GHC should produce FMA instructions even if `-mfma` is not set on AArch64

Motivation

Currently, GHC emits FMA instructions only when -mfma is set. This flag is necessary on x86 because only newer CPUs (Haswell/Ryzen or later) support them.

However, AArch64 has FMA instructions from the beginning, so the flag is redundant.

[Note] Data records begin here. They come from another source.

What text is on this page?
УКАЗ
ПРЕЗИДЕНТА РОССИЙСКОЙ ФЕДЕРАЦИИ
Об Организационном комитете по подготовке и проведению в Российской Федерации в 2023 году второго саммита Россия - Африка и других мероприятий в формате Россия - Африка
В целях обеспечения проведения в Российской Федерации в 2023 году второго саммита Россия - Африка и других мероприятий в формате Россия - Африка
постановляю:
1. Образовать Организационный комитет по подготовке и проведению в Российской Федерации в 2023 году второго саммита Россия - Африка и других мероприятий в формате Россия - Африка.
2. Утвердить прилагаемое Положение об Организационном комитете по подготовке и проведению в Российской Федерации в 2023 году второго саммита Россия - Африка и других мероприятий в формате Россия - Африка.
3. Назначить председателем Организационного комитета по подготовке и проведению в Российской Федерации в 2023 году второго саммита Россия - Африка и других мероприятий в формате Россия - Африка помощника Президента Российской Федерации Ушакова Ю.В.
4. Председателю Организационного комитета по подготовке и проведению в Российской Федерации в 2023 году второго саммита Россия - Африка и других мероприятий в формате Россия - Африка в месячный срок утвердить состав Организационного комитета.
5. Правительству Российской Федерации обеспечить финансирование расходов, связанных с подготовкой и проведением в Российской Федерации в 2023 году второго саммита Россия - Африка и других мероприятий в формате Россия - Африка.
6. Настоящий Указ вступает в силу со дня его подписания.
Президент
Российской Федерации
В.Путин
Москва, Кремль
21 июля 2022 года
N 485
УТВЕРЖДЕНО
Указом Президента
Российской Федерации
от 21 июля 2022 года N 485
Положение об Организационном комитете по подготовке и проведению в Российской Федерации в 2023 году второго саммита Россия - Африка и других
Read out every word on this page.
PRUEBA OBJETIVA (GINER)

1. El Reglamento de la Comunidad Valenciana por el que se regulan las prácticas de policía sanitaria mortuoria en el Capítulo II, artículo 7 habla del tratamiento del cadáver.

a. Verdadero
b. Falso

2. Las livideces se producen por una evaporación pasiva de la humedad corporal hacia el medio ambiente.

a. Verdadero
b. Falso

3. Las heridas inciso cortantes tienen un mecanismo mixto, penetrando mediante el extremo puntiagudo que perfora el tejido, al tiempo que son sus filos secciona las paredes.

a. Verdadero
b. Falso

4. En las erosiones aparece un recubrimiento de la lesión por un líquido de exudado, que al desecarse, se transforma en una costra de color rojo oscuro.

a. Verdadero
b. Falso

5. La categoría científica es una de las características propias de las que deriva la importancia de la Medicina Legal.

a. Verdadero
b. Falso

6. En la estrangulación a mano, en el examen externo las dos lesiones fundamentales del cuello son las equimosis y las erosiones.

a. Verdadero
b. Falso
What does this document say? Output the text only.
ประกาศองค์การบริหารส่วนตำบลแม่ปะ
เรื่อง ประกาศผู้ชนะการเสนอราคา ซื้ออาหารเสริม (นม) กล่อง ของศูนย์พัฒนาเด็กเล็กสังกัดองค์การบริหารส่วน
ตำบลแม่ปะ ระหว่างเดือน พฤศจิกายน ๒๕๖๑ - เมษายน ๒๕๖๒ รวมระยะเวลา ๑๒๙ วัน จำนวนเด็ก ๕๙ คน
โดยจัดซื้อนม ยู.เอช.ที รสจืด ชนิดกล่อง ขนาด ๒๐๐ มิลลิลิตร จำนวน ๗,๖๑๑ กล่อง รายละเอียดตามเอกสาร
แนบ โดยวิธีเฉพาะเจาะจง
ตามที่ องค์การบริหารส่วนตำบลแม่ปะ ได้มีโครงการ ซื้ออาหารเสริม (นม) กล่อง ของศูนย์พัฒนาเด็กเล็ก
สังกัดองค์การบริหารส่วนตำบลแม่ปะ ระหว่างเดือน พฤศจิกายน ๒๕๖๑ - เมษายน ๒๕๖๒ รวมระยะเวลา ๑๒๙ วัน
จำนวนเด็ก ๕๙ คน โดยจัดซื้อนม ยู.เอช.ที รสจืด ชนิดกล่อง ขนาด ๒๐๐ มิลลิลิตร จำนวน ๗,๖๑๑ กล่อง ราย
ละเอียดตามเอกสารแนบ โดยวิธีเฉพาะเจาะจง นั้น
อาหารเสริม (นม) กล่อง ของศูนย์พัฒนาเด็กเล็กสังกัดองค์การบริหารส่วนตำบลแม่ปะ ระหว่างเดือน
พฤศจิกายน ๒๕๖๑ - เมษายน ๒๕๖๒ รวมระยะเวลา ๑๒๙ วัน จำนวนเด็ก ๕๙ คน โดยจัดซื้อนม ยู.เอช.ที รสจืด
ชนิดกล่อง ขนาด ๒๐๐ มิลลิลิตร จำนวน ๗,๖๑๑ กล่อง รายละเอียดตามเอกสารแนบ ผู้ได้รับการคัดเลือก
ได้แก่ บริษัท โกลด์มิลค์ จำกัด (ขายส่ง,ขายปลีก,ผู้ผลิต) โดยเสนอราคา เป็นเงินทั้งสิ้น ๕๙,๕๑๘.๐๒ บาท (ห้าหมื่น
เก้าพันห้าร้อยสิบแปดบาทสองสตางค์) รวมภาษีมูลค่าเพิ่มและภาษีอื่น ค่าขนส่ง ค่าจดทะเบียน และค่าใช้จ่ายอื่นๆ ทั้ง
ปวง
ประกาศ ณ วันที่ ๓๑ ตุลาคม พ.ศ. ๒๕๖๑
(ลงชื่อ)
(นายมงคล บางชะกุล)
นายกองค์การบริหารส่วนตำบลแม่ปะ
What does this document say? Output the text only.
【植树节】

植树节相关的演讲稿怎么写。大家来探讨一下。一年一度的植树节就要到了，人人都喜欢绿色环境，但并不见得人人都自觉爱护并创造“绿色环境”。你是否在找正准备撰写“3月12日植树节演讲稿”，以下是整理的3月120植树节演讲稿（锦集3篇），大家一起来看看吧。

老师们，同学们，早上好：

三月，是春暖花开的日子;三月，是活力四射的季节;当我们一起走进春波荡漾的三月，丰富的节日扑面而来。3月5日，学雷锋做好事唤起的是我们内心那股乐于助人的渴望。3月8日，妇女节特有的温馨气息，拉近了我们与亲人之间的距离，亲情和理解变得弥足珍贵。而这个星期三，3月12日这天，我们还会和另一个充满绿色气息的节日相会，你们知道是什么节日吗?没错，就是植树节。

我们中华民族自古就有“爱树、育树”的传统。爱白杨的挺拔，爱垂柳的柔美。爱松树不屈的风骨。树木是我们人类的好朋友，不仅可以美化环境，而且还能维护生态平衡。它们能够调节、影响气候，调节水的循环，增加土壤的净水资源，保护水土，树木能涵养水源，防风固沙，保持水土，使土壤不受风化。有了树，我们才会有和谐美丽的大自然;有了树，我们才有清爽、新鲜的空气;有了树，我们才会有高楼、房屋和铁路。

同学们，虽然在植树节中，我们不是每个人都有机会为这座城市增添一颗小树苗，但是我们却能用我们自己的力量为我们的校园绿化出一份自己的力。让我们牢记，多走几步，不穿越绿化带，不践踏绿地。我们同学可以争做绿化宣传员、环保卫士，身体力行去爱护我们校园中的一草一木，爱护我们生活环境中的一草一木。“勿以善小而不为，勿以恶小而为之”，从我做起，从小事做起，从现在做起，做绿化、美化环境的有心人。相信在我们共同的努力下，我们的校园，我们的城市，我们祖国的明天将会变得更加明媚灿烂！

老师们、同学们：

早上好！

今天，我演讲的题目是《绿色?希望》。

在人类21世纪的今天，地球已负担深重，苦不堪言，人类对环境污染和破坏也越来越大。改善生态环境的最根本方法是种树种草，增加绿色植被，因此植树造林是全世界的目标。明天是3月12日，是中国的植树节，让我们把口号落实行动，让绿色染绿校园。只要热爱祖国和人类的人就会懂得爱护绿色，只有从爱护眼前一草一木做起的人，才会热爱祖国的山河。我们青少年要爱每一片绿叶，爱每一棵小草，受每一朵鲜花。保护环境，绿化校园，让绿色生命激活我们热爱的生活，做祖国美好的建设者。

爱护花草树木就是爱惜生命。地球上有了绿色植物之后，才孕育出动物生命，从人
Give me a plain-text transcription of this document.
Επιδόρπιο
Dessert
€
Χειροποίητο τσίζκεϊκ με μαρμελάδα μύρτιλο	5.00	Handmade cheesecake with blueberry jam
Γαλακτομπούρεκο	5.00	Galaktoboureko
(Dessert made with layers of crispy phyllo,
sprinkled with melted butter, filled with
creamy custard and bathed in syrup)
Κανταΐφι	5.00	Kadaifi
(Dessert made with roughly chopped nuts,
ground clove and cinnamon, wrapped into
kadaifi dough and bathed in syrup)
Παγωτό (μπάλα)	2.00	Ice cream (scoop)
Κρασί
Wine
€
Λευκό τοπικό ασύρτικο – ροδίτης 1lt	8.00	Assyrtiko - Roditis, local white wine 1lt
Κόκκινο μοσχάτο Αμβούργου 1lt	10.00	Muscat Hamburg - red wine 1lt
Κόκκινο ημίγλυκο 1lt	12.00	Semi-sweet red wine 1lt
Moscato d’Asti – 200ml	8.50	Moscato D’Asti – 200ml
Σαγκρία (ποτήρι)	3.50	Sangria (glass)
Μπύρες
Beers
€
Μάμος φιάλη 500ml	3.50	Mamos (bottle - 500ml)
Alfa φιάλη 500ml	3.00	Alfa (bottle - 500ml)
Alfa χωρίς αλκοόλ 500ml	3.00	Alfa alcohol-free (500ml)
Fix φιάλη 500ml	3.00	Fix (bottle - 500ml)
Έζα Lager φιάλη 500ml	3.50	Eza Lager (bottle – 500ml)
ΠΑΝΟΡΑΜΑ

Here is an example to test the effect of -mfma:

$ cat TwoProdFMA.hs
{-# LANGUAGE MagicHash #-}
{-# LANGUAGE UnboxedTuples #-}
module TwoProdFMA where
import GHC.Exts

twoProductFloat# :: Float# -> Float# -> (# Float#, Float# #)
twoProductFloat# x y = let !r = x `timesFloat#` y
                       in (# r, fmsubFloat# x y r #)
$ ghc -S -fforce-recomp -O2 TwoProdFMA.hs
$ grep -E "fn?m[as]" TwoProdFMA.s
	bl _fmaf
$ ghc -S -fforce-recomp -O2 -mfma TwoProdFMA.hs
$ grep -E "fn?m[as]" TwoProdFMA.s
	fnmsub s9, s8, s9, s31

Tested with GHC 9.8.1 and GHC 9.9.20240105 (90ea574e) on AArch64 macOS.

Proposal

On AArch64, GHC should emit FMA instructions whether -mfma is set or not. I believe the same goes for PowerPC, but I don't have an environment to test it.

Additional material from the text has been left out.